Viele halten Judas, der Jesus für ein paar Münzen verraten hat, für den schlechtesten Menschen in der Passionsgeschichte. Carsten Lück ist anderer Meinung. Der 52-Jährige, der als technischer Leiter am Münchner Volkstheater arbeitet, spielt Pontius Pilatus. Der römische Statthalter verurteilte Jesus zum Tode. „Pilatus ist der fieseste Charakter“, sagt Lück. „Jesus war für ihn ein politischer Spielball, den er weghaben wollte, weil er Tumult machte.“ Lück mag seine neue Rolle. Sie fasziniert ihn.

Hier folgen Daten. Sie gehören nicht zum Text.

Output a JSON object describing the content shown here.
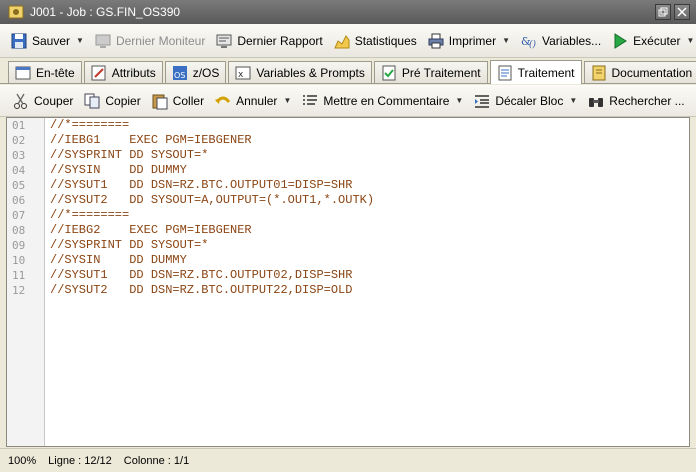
{
  "window": {
    "title": "J001 - Job : GS.FIN_OS390"
  },
  "toolbar": {
    "items": [
      {
        "label": "Sauver",
        "icon": "save-icon"
      },
      {
        "label": "Dernier Moniteur",
        "icon": "monitor-icon",
        "disabled": true
      },
      {
        "label": "Dernier Rapport",
        "icon": "report-icon"
      },
      {
        "label": "Statistiques",
        "icon": "statistics-icon"
      },
      {
        "label": "Imprimer",
        "icon": "printer-icon"
      },
      {
        "label": "Variables...",
        "icon": "variables-icon"
      },
      {
        "label": "Exécuter",
        "icon": "play-icon"
      }
    ]
  },
  "tabs": [
    {
      "label": "En-tête",
      "icon": "header-icon"
    },
    {
      "label": "Attributs",
      "icon": "attributes-icon"
    },
    {
      "label": "z/OS",
      "icon": "os-icon"
    },
    {
      "label": "Variables & Prompts",
      "icon": "variables-prompts-icon"
    },
    {
      "label": "Pré Traitement",
      "icon": "pre-process-icon"
    },
    {
      "label": "Traitement",
      "icon": "process-icon",
      "active": true
    },
    {
      "label": "Documentation",
      "icon": "documentation-icon"
    }
  ],
  "edit_toolbar": {
    "items": [
      {
        "label": "Couper",
        "icon": "scissors-icon"
      },
      {
        "label": "Copier",
        "icon": "copy-icon"
      },
      {
        "label": "Coller",
        "icon": "paste-icon"
      },
      {
        "label": "Annuler",
        "icon": "undo-icon"
      },
      {
        "label": "Mettre en Commentaire",
        "icon": "comment-icon"
      },
      {
        "label": "Décaler Bloc",
        "icon": "indent-icon"
      },
      {
        "label": "Rechercher ...",
        "icon": "binoculars-icon"
      }
    ]
  },
  "editor": {
    "line_numbers": [
      "01",
      "02",
      "03",
      "04",
      "05",
      "06",
      "07",
      "08",
      "09",
      "10",
      "11",
      "12"
    ],
    "lines": [
      "//*========",
      "//IEBG1    EXEC PGM=IEBGENER",
      "//SYSPRINT DD SYSOUT=*",
      "//SYSIN    DD DUMMY",
      "//SYSUT1   DD DSN=RZ.BTC.OUTPUT01=DISP=SHR",
      "//SYSUT2   DD SYSOUT=A,OUTPUT=(*.OUT1,*.OUTK)",
      "//*========",
      "//IEBG2    EXEC PGM=IEBGENER",
      "//SYSPRINT DD SYSOUT=*",
      "//SYSIN    DD DUMMY",
      "//SYSUT1   DD DSN=RZ.BTC.OUTPUT02,DISP=SHR",
      "//SYSUT2   DD DSN=RZ.BTC.OUTPUT22,DISP=OLD"
    ]
  },
  "status": {
    "zoom": "100%",
    "line": "Ligne : 12/12",
    "column": "Colonne : 1/1"
  },
  "colors": {
    "code_text": "#8b4513",
    "title_bar": "#6a6a6a"
  }
}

Für ihn sind die Passionsspiele trotzdem irgendwie Alltag. Mit elf hat er zum ersten Mal mitgespielt, zweimal war er sogar Judas. Trotzdem ist er niemand, der in jeder Sekunde über die Figuren nachdenkt. Auch an Weihnachten nicht. „Die Rolle wird schnell zur Normalität“, sagt er. Lück feiert heuer gemeinsam mit seiner Frau und seinen zwei Söhnen. Wenn sie Lust haben, gehen sie in die evangelische Kirche. Danach geht es auf den Friedhof. Am Heiligen Abend isst die Familie meistens Raclette. Danach gibt es Geschenke. Aber gesungen wird nicht. „Wir sind nicht sonderlich musikalisch“, sagt Lück und lacht.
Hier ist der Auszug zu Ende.